L'information concerne en premier lieu le patient en traitement. L'information doit concerner la maladie, son évolution possible, les traitements possibles avec leurs intérêts et leurs risques, les caractéristiques des structures ou des professionnels dispensant ces soins, les impacts de la maladie et des traitements sur la vie du malade. Cela est d'autant plus essentiel dans les situations de maladie chronique, de dépendance, de handicap et de traitement de longue durée qui vont entraîner une réorganisation de la vie quotidienne de la personne et de son entourage.

3.2.1.1

Dans un souci de meilleur état sanitaire des populations, la prévention est un élément de première nécessité. Dès lors des campagnes d'information/sensibilisation sont à développer parallèlement à la mise en place de structures en capacité de faire les examens et de structure de soins adaptées.

3.2.2

L'information n'est pas une fin en soi mais un moyen de permettre à la personne de faire des choix libres et éclairés. C'est pourquoi, les modalités de transmission de l'information sont aussi importantes que l'information elle-même. Elles s'inscrivent dans un processus qui va mobiliser différentes sources d'information dont Internet et les accueils téléphoniques associatifs et dans lesquels le patient va interagir avec une multitude de professionnels qui ont tous un rôle propre à jouer. La transmission orale de l'information est fondamentale. Régulièrement, le médecin doit s'assurer de la compréhension et de la satisfaction du patient.

3.2.3

Par ailleurs, indépendamment de la personne intéressée, l'entourage doit également être pris en compte dans le processus d'information, d'autant plus que le patient sera un enfant, une personne âgée dépendante, … Il va de soi que le niveau d'information de l'entourage dépend de l'état sanitaire et des capacités du patient de décider pour lui-même.

3.2.3.1

Tout patient doit être informé dans sa propre langue et les incapacités spécifiques sont prises en compte.

3.2.4

Il n'est d'assentiment qu'éclairé et d'acceptation d'encourir des risques que fondée. L'information reste l'aboutissement du colloque singulier médecin/patient dans lequel les seules considérations du mieux et du bien être doivent être prises en compte.

3.2.5

Cet accès à l'information individualisée est l'étape indispensable pour progresser vers la réduction des inégalités devant les troubles, la maladie, la prise en charge et l'amélioration de l'accès au système de santé pour tous les citoyens.

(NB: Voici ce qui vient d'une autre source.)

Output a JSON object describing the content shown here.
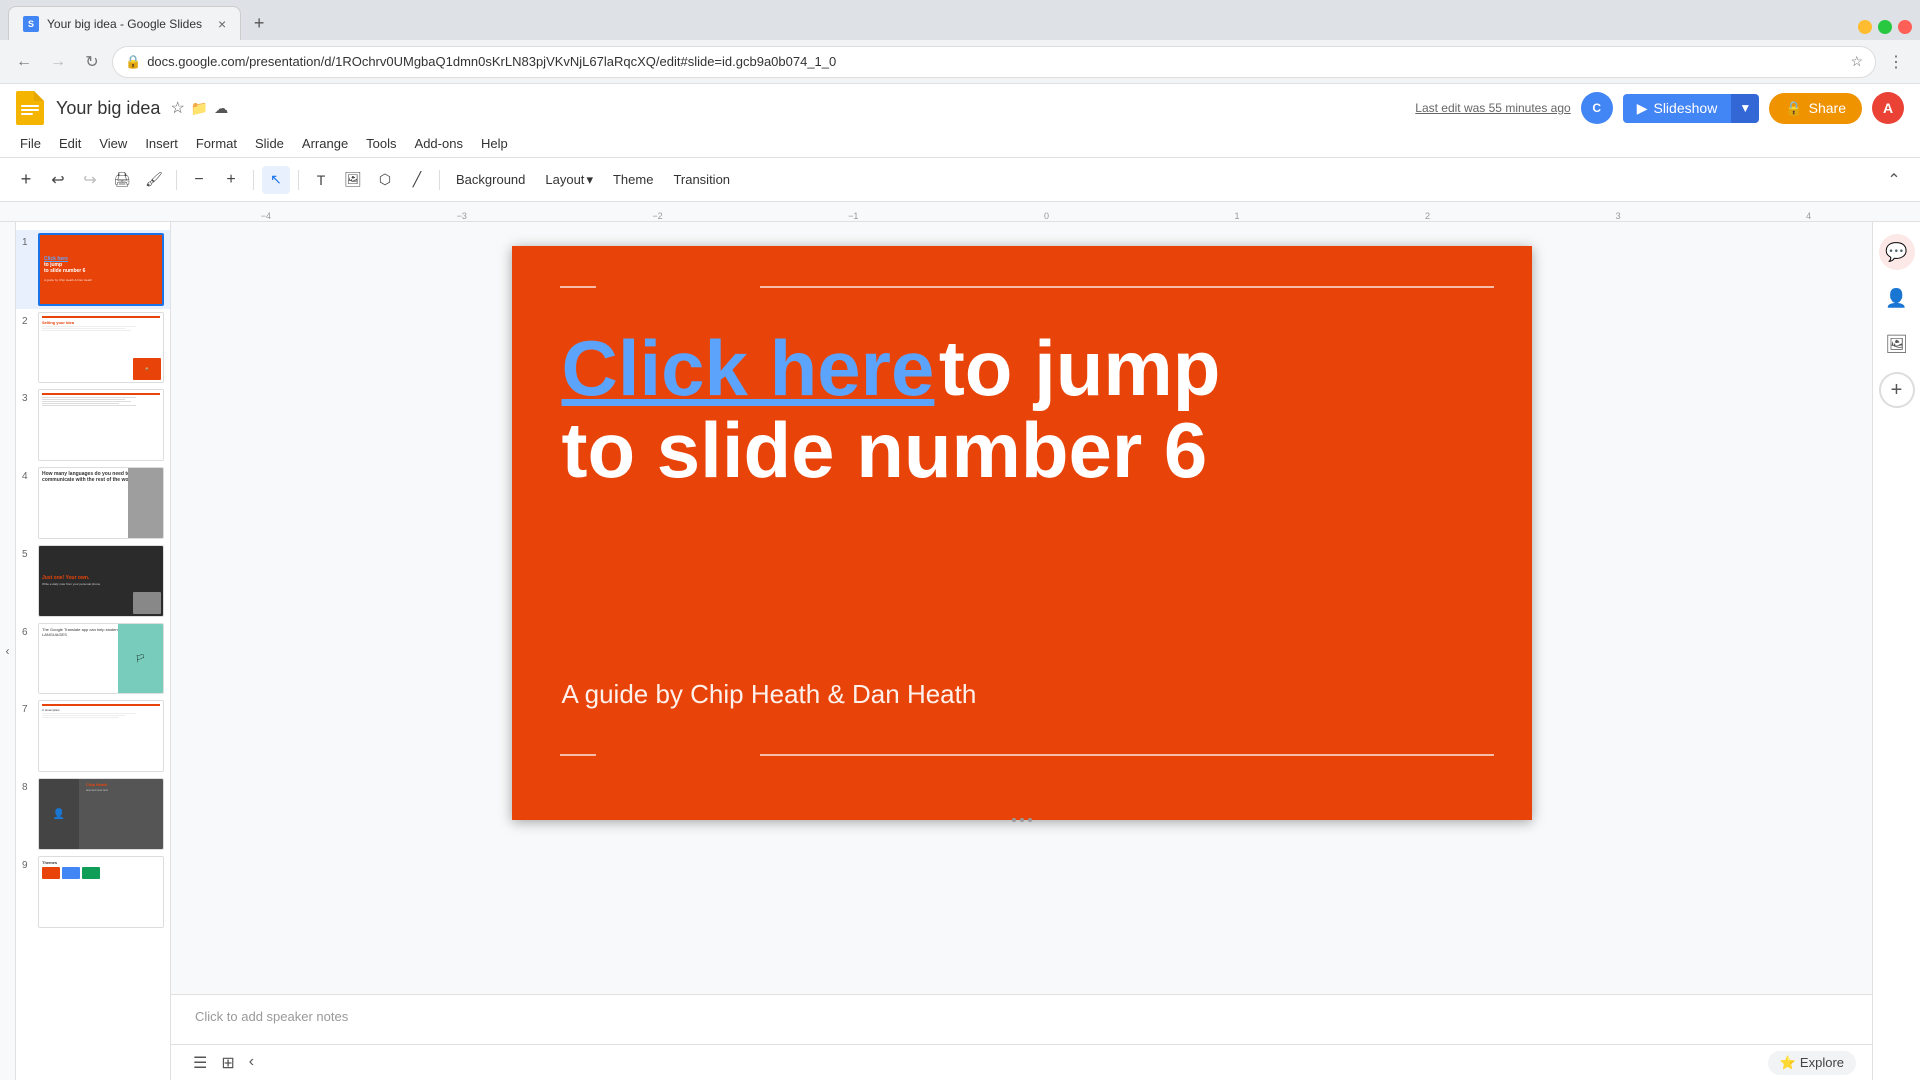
{
  "browser": {
    "tab_title": "Your big idea - Google Slides",
    "url": "docs.google.com/presentation/d/1ROchrv0UMgbaQ1dmn0sKrLN83pjVKvNjL67laRqcXQ/edit#slide=id.gcb9a0b074_1_0",
    "new_tab_label": "+"
  },
  "app": {
    "title": "Your big idea",
    "logo_letter": "S",
    "last_edit": "Last edit was 55 minutes ago",
    "slideshow_label": "Slideshow",
    "share_label": "Share",
    "profile_letter": "A"
  },
  "menu": {
    "items": [
      "File",
      "Edit",
      "View",
      "Insert",
      "Format",
      "Slide",
      "Arrange",
      "Tools",
      "Add-ons",
      "Help"
    ]
  },
  "toolbar": {
    "background_label": "Background",
    "layout_label": "Layout",
    "theme_label": "Theme",
    "transition_label": "Transition"
  },
  "slide": {
    "main_text_link": "Click here",
    "main_text_rest": " to jump",
    "main_text_line2": "to slide number 6",
    "subtitle": "A guide by Chip Heath & Dan Heath"
  },
  "speaker_notes": {
    "placeholder": "Click to add speaker notes"
  },
  "bottom": {
    "explore_label": "Explore"
  },
  "thumbnails": [
    {
      "num": "1",
      "active": true
    },
    {
      "num": "2",
      "active": false
    },
    {
      "num": "3",
      "active": false
    },
    {
      "num": "4",
      "active": false
    },
    {
      "num": "5",
      "active": false
    },
    {
      "num": "6",
      "active": false
    },
    {
      "num": "7",
      "active": false
    },
    {
      "num": "8",
      "active": false
    },
    {
      "num": "9",
      "active": false
    }
  ],
  "right_panel": {
    "icons": [
      "chat",
      "person",
      "photo",
      "add"
    ]
  }
}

Il est souhaitable que les données concernant l'état de santé de la personne et les démarches diagnostiques et thérapeutiques mises en œuvre et leurs résultats puissent être retracées dans un «dossier médical». L'accès à ce dossier directement par le patient ou par l'intermédiaire d'un médecin de son choix, suivant sa volonté, participe également au processus d'information et d'autonomie. L'ensemble des efforts visant à une meilleure information et à une plus grande transparence doivent toutefois être régis par un cadre juridique adapté qui garantisse que les données médicales recueillies ne sont pas utilisées à des fins autres que celles recherchées. Dans le cas des données qui sont stockées sur support électronique et, le cas échéant, communiquées à l'étranger, il importe tout particulièrement de veiller à exercer une extrême vigilance quant à leur utilisation.

3.2.6

Il est essentiel de développer l'information sur le système de santé afin de le rendre plus lisible et transparent. En effet, les patients confrontés à une multiplicité d'intervenants, peuvent se sentir renforcer dans leur autonomie ou au contraire devenir totalement dépendants de leur médecin, en fonction de leur niveau de connaissances et de compréhension qu'ils ont du système. Le risque est alors de voir émerger des revendications mal placées de la part des usagers.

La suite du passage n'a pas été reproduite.